韧哲轻轻分开了祈源的双腿,手来到柔软的花园,立即感到了细腻与柔滑。祈淅陷入了激情的洪流。韧哲爱怜的抚摸着她,感觉到祈源燃起了欲望的烈焰,便抬高了祈源的双腿,将自己进入了祈源的体内,宣告了对祈源的主权。
尖锐的刺痛过后,随着韧哲越发强有力的动作,祈源感到了从未有过的软弱与无助,她使劲的攀住了韧哲。
第二天,两人很晚才起床,韧哲回小城一班了。
他又值班,看到韧哲过,又见到祈源房间的灯关上又亮了。他就知道,屋里的两个人是怎样的春光灿烂。
他来的时候,祈源在阳台上看书,懒懒的。“累了吧”。他有所指。
“你不累,是因为没回家吧。”祈源也不让人。
“这个小伙子不错,快点结婚吧。”他真心的说。
“再说吧”。祈源的身子很疲惫。她想站起来。
“哎哟”,祈源的浑身酸疼。他抱起了祈源,“韧哲这小犊子,也不知道疼你。这么狠。以后就好了。”祈源把脸埋在了他的胸前,听他心跳有力的声音,这声音正离自己越来越远。
悄无声的,祈源和韧哲结婚了,家就安在小城韧哲单位附近。有时,祈源搭他的车回家。车上没有外人时,他就一手一开车,一手入在祈源的腿这爱抚着。
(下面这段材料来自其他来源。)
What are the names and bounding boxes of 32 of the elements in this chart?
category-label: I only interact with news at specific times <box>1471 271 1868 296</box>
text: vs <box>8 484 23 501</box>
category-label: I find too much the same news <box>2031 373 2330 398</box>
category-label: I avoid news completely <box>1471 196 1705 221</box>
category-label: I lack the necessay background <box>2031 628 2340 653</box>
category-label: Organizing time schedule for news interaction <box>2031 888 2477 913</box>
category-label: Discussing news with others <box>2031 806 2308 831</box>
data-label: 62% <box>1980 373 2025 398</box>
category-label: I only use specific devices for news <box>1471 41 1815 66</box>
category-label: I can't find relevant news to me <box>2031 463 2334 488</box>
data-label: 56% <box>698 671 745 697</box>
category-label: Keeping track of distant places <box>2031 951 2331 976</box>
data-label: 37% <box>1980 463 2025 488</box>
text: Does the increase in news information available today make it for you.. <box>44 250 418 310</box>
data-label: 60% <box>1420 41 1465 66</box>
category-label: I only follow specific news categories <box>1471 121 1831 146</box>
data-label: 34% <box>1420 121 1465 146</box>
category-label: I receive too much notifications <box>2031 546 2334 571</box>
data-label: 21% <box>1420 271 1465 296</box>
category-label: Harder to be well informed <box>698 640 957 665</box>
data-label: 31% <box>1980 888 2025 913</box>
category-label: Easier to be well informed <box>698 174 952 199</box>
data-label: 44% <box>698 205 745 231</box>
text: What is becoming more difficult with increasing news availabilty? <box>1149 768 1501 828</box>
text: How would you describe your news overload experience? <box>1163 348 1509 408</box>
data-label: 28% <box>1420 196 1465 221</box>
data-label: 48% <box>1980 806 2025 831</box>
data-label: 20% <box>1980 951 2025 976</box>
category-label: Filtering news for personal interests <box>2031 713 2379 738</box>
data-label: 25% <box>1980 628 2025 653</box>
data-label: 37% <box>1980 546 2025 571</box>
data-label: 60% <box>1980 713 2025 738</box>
祈源怀孕了,韧哲不来的时候,祈源就到他那里闲聊。他给祈源讲着一些常识,也给祈源准备一些好吃了小食品。祈源却不领情的嘲笑他,“妇产保健专家。”
生过小孩的祈源还是美丽如初。人也更多了几分的沉稳。
黄昏的雾霭袭上来了房间。
祈源坐在他的床边,他静静地躺在床上,双手又进了祈源的衣服里。
祈源说:“天下的女人都一样,豆腐做出的花样再多,也改不了豆腐味。”
“不同做法的豆腐做出来的味肯定不一样,喜欢吃豆腐的是各种味都想尝一尝的。不尝怎么知道是什么味。”他很赖的说。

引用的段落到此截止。